Lights Out at Kuro

The video world woke up last Friday to the news reports that Pioneer Electronics, long a leader in consumer video display technology, was getting out of the video display business. At first, the reports did not come from Pioneer itself, but rather from news agencies (first in Japan, later overseas) that put two and two together and concluded that they really did equal four.

Finally today, Thursday February 12, 2009, Pioneer Japan confirmed the news. They are definitely exiting the television business.

The Pioneer production facilities in the US will shut down by this coming April (2009), and the company plans to be completely out of the video display business by March 2010.

The gap between those two dates has led to much Internet babble as to what will happen in that interim, with some Internet forums even wildly speculating that Pioneer will continue production elsewhere during that period, perhaps even including new 10th generation models. That conclusion would appear to be completely unfounded. The April 2009-March 2010 period is most likely to provide time to close other overseas and Japanese facilities not mentioned in the press release, and complete or clear contracts related to television production. After April 2009, the only available Pioneer Kuros, at least here in the US, will be those remaining in dealer inventories. After March 2010, the words "television" and "plasma" will no longer be in the Pioneer lexicon.

Pioneer intends to remain in business and concentrate on other products and services. This will include an increased emphasis on its car audio business. Home audio products will also be in the mix, but there was no word as to which specific Pioneer audio products will survive the crunch and which will not.

As for video products other than displays, Pioneer may continue DVD player production, but in a joint venture with another company—very likely Sharp, which owns 15% of Pioneer. No specific information was announced on the company's future Blu-ray player plans.

The closing of the video display business was precipitated by a number of factors. Pioneer's Kuro displays are among the most expensive, even after the price reductions in the last generation or two.

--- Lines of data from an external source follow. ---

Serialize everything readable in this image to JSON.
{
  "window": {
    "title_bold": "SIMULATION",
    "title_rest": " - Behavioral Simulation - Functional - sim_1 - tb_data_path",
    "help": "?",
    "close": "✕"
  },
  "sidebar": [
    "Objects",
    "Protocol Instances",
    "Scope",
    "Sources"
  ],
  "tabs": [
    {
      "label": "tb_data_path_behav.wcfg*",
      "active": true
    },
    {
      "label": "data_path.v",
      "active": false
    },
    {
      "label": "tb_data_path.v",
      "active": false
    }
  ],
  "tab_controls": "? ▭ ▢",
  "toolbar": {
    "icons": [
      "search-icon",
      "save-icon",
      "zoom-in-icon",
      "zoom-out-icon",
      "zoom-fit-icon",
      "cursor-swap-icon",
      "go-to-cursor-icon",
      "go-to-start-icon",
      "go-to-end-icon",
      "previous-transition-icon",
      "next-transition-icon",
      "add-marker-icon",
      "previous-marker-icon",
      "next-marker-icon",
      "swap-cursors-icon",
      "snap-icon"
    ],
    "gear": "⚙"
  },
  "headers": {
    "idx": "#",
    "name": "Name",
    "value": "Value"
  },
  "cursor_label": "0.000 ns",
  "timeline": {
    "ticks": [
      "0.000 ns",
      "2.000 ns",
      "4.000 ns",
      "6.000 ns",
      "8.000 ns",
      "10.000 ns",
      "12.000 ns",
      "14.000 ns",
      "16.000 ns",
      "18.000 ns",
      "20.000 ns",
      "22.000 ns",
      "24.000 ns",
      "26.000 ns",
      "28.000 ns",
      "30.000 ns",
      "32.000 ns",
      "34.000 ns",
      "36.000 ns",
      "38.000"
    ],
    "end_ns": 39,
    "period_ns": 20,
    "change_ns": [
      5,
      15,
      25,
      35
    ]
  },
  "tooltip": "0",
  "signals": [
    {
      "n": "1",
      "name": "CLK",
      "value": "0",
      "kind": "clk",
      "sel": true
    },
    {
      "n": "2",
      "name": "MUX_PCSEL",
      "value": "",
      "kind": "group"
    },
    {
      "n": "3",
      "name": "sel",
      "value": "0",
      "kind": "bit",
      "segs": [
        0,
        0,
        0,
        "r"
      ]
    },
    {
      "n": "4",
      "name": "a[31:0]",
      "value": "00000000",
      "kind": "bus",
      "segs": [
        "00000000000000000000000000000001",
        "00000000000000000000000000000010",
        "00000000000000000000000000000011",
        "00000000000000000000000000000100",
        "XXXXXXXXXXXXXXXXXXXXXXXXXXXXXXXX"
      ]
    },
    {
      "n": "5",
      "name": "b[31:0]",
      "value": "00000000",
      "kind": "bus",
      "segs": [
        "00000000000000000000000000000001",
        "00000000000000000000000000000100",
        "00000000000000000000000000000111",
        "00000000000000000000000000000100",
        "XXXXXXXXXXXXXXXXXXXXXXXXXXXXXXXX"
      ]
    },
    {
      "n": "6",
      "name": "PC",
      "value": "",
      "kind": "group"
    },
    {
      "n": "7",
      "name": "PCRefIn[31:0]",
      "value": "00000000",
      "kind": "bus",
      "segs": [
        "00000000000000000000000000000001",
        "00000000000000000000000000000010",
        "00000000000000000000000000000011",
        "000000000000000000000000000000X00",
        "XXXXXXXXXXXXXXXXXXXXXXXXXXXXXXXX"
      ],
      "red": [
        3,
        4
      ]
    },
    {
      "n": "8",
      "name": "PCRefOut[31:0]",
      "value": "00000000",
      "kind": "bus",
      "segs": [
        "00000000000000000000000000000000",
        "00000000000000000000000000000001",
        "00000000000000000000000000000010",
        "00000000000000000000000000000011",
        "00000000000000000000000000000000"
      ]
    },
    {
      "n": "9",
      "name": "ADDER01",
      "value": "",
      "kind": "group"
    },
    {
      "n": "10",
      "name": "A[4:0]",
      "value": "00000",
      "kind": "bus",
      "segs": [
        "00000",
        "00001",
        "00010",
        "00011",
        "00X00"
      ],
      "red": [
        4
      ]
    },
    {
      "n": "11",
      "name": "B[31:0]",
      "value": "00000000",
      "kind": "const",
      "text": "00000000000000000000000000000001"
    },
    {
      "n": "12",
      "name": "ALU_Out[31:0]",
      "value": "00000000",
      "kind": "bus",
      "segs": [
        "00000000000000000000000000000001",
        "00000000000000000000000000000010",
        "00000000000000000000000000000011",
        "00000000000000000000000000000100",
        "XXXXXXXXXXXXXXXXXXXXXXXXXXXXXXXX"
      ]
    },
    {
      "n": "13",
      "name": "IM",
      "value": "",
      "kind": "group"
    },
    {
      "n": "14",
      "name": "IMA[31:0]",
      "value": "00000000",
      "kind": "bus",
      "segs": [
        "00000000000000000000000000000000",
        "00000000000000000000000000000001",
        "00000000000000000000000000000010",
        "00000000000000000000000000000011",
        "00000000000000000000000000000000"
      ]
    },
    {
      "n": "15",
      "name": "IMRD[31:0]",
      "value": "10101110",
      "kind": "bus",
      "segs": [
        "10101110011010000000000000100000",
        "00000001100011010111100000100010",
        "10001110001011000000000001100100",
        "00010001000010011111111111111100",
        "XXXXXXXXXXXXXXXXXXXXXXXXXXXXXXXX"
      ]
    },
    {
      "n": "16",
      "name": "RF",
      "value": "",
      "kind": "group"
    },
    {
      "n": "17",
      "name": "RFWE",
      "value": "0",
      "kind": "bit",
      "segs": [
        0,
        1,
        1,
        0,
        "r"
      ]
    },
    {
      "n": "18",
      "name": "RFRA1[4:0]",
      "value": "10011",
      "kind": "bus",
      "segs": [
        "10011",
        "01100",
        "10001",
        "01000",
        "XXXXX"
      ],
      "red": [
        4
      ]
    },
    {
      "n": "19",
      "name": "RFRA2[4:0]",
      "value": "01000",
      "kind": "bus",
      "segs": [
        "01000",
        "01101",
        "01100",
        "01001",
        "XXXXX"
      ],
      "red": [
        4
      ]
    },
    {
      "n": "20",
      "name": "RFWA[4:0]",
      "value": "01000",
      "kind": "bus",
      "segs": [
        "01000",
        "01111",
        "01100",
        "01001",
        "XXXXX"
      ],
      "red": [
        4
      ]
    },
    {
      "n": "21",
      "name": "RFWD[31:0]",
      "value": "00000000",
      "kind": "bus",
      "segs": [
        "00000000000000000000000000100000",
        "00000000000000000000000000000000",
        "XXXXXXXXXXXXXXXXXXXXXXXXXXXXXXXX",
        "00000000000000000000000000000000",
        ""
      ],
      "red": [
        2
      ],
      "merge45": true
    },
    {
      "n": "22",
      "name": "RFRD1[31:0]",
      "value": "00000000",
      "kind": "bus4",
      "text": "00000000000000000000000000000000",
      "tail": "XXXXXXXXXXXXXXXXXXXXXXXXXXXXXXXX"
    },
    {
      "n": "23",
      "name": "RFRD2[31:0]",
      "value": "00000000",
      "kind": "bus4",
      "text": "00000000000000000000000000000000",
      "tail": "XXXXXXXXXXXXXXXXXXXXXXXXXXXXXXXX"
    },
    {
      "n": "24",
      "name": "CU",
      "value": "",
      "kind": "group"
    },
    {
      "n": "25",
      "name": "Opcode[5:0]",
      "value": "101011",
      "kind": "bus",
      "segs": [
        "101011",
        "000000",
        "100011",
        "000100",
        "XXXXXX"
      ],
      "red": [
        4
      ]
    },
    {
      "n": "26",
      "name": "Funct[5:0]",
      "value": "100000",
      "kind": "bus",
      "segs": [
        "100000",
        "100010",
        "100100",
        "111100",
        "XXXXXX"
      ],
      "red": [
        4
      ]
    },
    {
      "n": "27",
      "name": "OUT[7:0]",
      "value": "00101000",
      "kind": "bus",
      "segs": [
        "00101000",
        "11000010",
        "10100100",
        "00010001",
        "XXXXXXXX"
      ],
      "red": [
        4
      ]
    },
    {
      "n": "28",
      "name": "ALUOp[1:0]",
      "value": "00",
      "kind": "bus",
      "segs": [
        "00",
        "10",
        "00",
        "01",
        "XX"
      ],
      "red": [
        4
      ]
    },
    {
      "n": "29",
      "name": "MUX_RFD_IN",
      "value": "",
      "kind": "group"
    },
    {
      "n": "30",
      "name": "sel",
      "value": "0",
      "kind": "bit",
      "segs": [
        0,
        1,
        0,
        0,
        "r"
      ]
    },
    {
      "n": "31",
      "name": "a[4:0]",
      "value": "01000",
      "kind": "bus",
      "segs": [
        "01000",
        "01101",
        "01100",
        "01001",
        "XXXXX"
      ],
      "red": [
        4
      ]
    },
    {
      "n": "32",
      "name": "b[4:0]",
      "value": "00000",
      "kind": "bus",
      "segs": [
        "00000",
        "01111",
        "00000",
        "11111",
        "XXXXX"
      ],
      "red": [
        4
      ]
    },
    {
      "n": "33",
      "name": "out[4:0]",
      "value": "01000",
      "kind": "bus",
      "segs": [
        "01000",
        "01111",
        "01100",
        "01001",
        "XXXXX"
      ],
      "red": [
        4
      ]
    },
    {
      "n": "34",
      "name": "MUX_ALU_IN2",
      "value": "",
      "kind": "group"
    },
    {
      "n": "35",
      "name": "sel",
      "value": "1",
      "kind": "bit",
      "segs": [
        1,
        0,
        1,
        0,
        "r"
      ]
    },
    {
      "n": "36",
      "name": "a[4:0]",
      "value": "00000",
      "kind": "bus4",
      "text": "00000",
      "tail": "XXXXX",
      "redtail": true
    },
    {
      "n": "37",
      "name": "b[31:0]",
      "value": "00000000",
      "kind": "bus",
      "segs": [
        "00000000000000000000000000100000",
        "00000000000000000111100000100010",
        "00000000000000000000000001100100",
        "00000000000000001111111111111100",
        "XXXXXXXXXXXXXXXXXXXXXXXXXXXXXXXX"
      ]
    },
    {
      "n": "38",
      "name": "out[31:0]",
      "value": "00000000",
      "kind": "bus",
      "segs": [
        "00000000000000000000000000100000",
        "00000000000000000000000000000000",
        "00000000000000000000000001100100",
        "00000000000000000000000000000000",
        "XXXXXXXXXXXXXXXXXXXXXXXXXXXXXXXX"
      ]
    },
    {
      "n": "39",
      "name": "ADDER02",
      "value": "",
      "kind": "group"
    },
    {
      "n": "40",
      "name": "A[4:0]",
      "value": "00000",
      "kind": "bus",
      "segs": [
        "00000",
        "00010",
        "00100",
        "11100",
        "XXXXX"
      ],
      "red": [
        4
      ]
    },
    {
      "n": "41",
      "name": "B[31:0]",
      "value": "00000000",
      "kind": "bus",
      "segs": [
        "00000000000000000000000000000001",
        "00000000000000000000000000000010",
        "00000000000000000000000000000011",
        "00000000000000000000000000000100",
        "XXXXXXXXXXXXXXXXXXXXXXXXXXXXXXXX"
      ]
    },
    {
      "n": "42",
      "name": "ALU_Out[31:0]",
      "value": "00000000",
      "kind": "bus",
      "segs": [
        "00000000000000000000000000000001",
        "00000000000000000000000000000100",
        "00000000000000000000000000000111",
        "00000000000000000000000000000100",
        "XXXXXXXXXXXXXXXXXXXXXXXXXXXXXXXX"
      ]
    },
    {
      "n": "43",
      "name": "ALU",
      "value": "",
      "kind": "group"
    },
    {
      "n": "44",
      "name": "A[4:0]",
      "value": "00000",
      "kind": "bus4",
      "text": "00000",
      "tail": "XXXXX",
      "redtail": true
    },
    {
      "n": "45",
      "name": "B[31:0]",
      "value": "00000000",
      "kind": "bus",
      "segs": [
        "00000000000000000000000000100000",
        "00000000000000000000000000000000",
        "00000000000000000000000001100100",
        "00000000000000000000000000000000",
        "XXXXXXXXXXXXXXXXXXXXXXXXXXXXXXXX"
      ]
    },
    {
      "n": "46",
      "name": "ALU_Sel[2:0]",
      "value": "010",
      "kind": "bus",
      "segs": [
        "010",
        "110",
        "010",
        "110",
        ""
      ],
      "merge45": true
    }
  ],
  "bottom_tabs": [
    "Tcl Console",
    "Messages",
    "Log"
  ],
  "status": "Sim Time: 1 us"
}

Their clear superiority in a number of key areas (particularly black levels) could not be fully appreciated in a typical store demo, making them an even harder sell. As a result, Pioneer's share of the plasma market never rose above the mid single digits.

The big question now is what will happen to Pioneer's Kuro technology. A great deal of R&D has gone into producing those industry-leading black levels. Further improvements were waiting in the wings for a go-ahead that now will never come—at least not from Pioneer itself. Might rights to Kuro be sold to another manufacturer, such as Panasonic, which could make use of it in more affordable sets? Or with serious competition in that area now suddenly eased, will another plasma manufacturer even have the incentive to produce sets incorporating these advances? And if they did, how long (in the current economic climate) before we would be able to buy new plasma sets equal to the current Pioneers, much less better ones? Or might another company simply buy up Kuro technology and put it on the shelf to prevent its competition from acquiring and using it?

Questions, questions—but few answers, as yet. We will be watching these events carefully over the next few weeks and months.

The biggest question now for consumers, however, is whether or not they should take the plunge at their last chance to buy the Kuro set they've always wanted before the existing stock is exhausted. By all indications, Pioneer as a company, while still beset by financial problems, intends to stay in business. So service for the sets should remain available for at least a few years—though at some point parts could be in short supply. If you plan on biting, you might want to consider an extended warrantee. These aren't usually a good deal, but in this case might provide a measure of extra security should the set break and not be repairable during the lifetime of the warrantee. But check the fine print on any such extended service agreement to see if it provides for a similarly priced replacement in such an event.

To learn more about the current Kuro models, check out our recent reviews both here and on the Home Theater website (including Home Theater's recent four-set face-off). I've just reviewed the 60" PRO-141FD Elite Signature monitor for the May issue of Home Theater (available on newsstands in early April). There's nothing in that review that would prevent me from putting this set at the top of my video shopping list. But be aware that as a monitor, the 60" PRO-141FD has no on-board tuners or audio system.

As far as the consumer market is concerned, the loss of Pioneer plasma HDTVs has definitely set back the state-of-the-art for video displays. But as I said in my PRO-141FD review:

The Pioneer Kuros may soon be gone, but videophiles—Kuro owners or not—will not forget them…Whatever happens…we all owe a debt to every member of the Pioneer team involved in engineering and building the Kuro plasmas for significantly advancing the state-of-the-art in modern flat panel displays. They all have much to be proud of.